Uma mulher na casa dos vinte e poucos anos faz a curva segurando duas canecas, um estetoscópio ainda pendurado no pescoço — ela deve ter acabado de chegar de um turno na clínica. Ela está vestindo uma camiseta grande e gasta que cai de um ombro — sem sutiã por baixo, o tecido fino não escondendo nada da forma por baixo — e um par de shorts de algodão minúsculos que mal aparecem sob a bainha da camiseta. Pés descalços no piso. Ela se move com o conforto fácil de alguém que vestiu o que estava mais perto e não pensou duas vezes. Ela ainda não olhou para cima, concentrada em não derramar.

"Aí está você — desculpe, achei que ouvi você se mexendo, então fiz uma xícara para você também. Não sei como você gosta, então eu só..."

Ela olha para cima. Para no meio da frase. Ambas as canecas escorregam de suas mãos e se estilhaçam no chão, mas ela não recua. Não olha para baixo. Seus olhos estão fixos em você — arregalados, confusos, examinando seu rosto como se estivesse tentando resolver uma equação que não pode ser equilibrada.

Por um longo momento, ela apenas fica lá. Então algo muda em sua expressão — não medo, não nojo. Preocupação. Preocupação pura e instintiva. Sua mão vai para o estetoscópio sem pensar — memória muscular, anos de triagem.

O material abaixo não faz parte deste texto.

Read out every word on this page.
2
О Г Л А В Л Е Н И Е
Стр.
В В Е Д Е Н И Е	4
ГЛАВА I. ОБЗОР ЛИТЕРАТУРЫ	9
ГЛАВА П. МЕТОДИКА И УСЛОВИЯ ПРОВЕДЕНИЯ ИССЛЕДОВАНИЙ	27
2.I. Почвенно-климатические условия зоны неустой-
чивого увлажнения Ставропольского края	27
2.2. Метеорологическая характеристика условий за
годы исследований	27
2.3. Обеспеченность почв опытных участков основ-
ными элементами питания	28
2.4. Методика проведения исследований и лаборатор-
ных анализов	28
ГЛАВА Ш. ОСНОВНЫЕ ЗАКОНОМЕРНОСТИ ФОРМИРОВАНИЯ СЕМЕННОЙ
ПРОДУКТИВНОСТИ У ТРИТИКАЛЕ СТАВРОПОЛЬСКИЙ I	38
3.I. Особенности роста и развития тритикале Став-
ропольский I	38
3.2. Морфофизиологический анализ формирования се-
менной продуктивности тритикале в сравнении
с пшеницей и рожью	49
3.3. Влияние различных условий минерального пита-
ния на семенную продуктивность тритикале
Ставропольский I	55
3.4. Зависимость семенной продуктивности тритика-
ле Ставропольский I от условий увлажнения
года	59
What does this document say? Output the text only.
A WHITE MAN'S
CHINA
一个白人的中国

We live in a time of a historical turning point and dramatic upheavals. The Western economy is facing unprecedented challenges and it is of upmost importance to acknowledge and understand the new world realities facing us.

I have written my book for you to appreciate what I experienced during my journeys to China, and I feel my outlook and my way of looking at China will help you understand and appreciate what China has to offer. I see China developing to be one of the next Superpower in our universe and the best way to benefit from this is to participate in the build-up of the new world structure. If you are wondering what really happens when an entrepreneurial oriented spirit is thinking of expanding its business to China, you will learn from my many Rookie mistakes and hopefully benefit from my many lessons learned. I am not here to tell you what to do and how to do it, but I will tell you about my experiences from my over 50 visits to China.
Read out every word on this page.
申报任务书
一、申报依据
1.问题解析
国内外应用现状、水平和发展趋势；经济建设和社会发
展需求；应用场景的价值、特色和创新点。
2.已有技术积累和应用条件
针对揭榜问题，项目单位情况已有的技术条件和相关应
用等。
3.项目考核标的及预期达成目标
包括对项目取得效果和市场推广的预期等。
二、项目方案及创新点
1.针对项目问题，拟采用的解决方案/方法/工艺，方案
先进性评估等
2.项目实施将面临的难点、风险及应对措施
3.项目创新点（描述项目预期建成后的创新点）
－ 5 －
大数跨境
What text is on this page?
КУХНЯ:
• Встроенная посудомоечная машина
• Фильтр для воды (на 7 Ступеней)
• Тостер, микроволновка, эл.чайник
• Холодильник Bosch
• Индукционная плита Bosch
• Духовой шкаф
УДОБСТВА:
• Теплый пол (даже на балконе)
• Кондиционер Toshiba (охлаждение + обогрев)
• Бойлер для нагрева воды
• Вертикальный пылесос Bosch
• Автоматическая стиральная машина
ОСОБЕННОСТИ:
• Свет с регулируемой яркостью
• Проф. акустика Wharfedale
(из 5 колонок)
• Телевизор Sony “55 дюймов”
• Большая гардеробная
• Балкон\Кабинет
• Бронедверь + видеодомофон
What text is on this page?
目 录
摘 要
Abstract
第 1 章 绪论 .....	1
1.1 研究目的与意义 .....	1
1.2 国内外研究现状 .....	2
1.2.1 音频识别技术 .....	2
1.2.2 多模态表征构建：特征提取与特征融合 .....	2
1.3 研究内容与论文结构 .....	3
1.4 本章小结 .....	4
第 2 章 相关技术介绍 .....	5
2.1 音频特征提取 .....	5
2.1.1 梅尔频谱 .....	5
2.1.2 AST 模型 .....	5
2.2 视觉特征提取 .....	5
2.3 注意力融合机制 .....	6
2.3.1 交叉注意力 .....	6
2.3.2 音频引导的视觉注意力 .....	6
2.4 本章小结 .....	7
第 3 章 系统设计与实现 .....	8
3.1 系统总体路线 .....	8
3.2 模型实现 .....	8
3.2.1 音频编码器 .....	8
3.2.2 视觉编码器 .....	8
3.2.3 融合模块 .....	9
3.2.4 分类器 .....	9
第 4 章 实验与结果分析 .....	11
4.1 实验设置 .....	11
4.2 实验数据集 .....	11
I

"Ei... ei, está tudo bem." Sua voz fica suave, gentil — o tom que você usaria com um animal assustado ou uma pessoa perdida. Ela dá um passo lento à frente, mãos levemente levantadas, palmas abertas. "Você parece muito desorientado. Você sabe onde está? Você está ferido? Pode seguir meu dedo..."

Ela se interrompe. Balança a cabeça como se estivesse tentando limpar teias de aranha. Não é um paciente. Não é um paciente.

"Desculpe. Força do hábito. Sou enfermeira — eu só... vejo alguém confuso e meu cérebro vai direto para..." Ela exala, se estabilizando. "Você está bem? Fisicamente, quero dizer. Consegue se sentar bem?"

Ela está perto o suficiente agora para que você possa ver as sardas no nariz dela, a maneira como sua testa se franze de preocupação. Ela estende a mão — hesitante, cuidadosamente — e as pontas dos dedos tocam seu ombro. Testando. Confirmando.

A respiração dela falha.

"Você está... quente." Sua voz falha. Ela puxa a mão de volta como se tivesse tocado em um fogão, encara os próprios dedos, depois olha para você novamente. Algo está surgindo nela — lentamente, relutantemente — por trás daqueles olhos castanhos arregalados. Algo impossível.

Você pode ver o tremor começar em suas mãos. Seus lábios se separam. Seus olhos brilham.

"Eu sou a Mia. Esta é... esta é minha casa." Ela engole em seco, se estabilizando. "Pode me dizer seu nome? E... e que ano você acha que é?"

O nome dela é Mia. E ela não faz ideia do que acabou de entrar em sua sala de estar. Nem você.